コメント欄との雑談も増える。キャンプの話、コーヒーの話、リアルで料理をしている話、KIRIN児ネタを擦られるたびにスルーする。
気付けば15戦ほど終わっていた。
「っと……」
時間を確認する。
「そろそろ帰らないとまずいな」
『リアル優先』
『お疲れー』
「その前に一つ聞きたいんだが」
俺は周囲へ転がるファングボアの死体を見る。
「解体ってみんなどうしてるんだ?」
コメント欄が反応する。
『慣れ』
『根性』
『諦めるな』
「参考にならん」
『大収納の魔法カバン買うまでは地道に運ぶ【ゼノン】』
『それなりに高いけど便利』
『解体して高い部位だけ取るのも普通』
『解体スキル取れ』
『解体スキル付きナイフもあるぞ【ファースト】』
「そんなのあるのか?」
『刺して待つだけ』
『後はシステム処理』
『初心者の味方』
「それ欲しいな……」
本気で欲しかった……現実で解体経験なんてない。キャンプは好きだが、流石に猪を捌いたことはない。

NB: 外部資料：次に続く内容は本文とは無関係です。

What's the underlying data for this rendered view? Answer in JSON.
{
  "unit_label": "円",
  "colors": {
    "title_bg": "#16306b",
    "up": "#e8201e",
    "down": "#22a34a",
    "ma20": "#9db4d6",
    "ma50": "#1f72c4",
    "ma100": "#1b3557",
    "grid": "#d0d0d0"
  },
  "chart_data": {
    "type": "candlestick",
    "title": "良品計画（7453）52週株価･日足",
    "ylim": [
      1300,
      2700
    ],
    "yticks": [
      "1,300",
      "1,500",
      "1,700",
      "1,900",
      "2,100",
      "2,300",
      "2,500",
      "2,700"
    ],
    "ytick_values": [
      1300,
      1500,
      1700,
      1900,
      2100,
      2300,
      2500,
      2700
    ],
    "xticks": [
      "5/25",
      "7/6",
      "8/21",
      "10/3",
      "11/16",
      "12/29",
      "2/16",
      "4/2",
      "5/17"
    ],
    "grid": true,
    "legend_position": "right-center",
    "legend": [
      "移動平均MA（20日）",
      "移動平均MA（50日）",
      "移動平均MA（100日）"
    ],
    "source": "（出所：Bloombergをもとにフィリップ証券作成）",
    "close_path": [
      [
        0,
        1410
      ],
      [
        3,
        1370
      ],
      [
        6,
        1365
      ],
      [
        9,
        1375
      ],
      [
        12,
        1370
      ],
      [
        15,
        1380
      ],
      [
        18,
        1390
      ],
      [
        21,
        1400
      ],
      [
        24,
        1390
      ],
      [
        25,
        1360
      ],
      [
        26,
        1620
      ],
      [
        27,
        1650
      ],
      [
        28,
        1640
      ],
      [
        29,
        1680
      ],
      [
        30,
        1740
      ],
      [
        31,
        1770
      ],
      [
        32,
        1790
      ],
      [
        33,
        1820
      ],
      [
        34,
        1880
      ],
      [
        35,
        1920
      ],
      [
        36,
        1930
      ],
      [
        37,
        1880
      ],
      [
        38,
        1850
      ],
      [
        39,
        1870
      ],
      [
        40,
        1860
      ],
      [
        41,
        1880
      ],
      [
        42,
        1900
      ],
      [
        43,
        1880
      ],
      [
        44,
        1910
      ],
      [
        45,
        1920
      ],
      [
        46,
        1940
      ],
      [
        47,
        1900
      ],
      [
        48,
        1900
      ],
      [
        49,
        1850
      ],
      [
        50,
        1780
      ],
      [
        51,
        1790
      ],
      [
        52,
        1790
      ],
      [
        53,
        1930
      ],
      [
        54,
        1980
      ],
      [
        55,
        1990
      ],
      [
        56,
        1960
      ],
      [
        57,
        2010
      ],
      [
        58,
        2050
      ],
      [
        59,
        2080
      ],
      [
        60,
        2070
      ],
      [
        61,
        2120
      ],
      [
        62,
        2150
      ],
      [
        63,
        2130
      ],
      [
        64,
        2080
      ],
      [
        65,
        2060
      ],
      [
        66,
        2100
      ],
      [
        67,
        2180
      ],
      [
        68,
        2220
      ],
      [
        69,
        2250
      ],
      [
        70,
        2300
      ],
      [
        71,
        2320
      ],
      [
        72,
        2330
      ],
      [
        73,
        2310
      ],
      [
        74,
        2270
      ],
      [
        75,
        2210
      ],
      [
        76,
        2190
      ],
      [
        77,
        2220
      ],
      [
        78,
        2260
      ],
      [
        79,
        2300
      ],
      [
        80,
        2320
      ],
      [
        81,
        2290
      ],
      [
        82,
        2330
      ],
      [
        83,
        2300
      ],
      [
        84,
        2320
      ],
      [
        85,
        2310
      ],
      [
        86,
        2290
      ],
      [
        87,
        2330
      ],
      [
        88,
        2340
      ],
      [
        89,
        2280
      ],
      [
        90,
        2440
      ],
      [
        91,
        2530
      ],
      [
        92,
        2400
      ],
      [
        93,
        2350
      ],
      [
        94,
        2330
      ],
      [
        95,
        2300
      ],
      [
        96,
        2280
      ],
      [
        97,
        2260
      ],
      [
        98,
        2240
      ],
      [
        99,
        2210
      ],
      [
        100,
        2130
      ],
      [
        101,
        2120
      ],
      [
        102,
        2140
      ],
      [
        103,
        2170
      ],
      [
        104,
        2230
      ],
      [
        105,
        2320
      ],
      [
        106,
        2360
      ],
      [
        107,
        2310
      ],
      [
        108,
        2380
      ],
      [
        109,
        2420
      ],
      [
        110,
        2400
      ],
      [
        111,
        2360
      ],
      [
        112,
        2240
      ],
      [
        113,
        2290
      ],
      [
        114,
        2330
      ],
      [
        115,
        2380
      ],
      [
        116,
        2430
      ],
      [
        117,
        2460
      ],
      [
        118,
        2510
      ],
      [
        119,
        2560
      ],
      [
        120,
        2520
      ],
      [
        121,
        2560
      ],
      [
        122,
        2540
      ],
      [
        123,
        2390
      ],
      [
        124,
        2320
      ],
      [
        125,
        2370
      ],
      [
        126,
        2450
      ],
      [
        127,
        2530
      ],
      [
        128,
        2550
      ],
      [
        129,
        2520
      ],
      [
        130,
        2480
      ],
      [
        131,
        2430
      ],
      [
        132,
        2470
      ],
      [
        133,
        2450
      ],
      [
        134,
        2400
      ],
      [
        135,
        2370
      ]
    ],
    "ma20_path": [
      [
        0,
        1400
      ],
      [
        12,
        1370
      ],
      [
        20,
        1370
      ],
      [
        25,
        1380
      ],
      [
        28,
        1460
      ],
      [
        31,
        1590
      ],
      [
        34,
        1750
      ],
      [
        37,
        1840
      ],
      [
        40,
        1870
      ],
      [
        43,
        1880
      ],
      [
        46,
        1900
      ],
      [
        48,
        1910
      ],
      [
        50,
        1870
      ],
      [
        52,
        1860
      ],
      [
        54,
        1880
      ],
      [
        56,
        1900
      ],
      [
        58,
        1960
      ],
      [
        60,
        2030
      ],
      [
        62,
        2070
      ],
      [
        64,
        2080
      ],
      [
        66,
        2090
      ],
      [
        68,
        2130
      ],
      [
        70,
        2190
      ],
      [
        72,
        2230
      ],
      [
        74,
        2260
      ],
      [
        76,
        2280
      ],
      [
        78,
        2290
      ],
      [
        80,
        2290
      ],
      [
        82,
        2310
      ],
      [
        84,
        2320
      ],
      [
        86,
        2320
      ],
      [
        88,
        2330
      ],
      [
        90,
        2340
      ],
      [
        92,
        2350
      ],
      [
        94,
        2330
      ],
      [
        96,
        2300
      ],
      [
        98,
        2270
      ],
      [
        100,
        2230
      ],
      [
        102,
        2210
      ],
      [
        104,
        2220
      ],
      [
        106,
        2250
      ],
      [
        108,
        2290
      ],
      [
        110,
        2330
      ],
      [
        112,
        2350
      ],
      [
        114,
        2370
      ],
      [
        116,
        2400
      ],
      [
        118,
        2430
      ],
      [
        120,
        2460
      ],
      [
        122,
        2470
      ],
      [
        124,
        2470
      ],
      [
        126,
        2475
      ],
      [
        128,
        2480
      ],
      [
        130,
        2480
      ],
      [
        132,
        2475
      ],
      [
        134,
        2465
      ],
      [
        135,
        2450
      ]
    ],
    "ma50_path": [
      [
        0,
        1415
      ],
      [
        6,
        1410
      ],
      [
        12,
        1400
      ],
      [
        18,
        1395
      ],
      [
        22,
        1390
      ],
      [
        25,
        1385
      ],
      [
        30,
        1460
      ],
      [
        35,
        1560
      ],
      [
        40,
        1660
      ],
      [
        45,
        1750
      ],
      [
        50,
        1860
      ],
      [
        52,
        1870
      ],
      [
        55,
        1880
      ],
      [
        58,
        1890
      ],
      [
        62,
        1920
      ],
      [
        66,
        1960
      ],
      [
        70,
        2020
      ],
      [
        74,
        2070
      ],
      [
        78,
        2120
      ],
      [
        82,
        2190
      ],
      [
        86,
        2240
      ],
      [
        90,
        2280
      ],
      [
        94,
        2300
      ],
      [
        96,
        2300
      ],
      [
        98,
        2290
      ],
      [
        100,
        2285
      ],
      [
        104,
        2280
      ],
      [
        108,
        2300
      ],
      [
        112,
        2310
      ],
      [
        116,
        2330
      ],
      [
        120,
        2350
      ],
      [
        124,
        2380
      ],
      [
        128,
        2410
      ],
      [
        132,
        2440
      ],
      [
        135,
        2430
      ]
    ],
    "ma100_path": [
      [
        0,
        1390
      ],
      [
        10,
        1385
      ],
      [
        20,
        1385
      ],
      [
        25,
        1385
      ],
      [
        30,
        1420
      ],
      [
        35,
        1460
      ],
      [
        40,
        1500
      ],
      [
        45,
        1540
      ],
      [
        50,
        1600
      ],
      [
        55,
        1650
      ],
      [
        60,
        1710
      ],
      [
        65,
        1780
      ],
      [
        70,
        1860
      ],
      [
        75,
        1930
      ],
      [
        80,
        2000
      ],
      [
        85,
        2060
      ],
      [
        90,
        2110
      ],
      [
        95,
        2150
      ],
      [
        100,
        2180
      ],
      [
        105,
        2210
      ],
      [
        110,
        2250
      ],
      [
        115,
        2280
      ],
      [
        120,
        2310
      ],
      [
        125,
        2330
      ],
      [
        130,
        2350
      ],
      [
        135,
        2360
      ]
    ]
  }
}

「よし。当面の目標決めた! 解体スキルか、解体スキル付きナイフを手に入れます」
『頑張れー』
『初心者目標としては良いな』
『おつ』
「それじゃ、今日はこの辺で」
軽く頭を下げる。
「初心者フレアの活動日記2日目、これで終了です。ありがとうございました」
『おつー』
『またなー』
『KIRIN児頑張れ』
「それは頑張りたくない」
最後にそう返して配信を終了した。
ホームへ戻りログアウトする。
▽▼▽
現実へ帰還すると、風呂まであと30分ほどだった。
「解体なぁ……」
マルチギアを操作する……解体スキル・解体講座・初心者向け解体方法……色々調べるけど、決定打になる情報は少ない。
結局は慣れろという結論ばかりだった。
「参考にならん……」
そう呟いたところで通知が鳴る。入浴可能通知だ。
浴室へ向かい、湯船へ浸かりながら再び調べる。
しかし結果は同じだった。解体スキル・解体ナイフ……その辺りが最適解らしい。
「明日ハジメに聞くか」
そう結論を出して風呂を上がり、そのまま就寝する。
翌朝、俺は家を出ると、そのままハジメの家へ向かった。
合流してあいさつを交わしてから、大学へ向かう。道中で昨日の出来事を話した。
「解体か」
ハジメが頷く。
「それなら使ってないナイフあるぞ」
「マジで?」
「解体スキル付き」
「神か?」
「貸すだけだ、お金貯まったら買い取れ」
「それで十分ありがたい」
初心者にとっては救世主だった。そんな話をしている内に大学へ到着する。
「やあ諸君!」
聞き慣れた声が響いた……正宗である。
「君たちは、覇気がないな。そんな君たちに良い話をしてあげよう!」
「逃げるぞ」
「賛成」
「待ちたまえ!」
俺とハジメは即座に方向転換した。
「筋肉は人生を豊かにするんだ!」
後ろから声が聞こえるが、聞こえないふりをする。
「まて~!」
そのまま講義棟へ避難し、正宗の熱弁を回避した俺たちは、少しだけ達成感を覚えながら教室へ向かうのだった。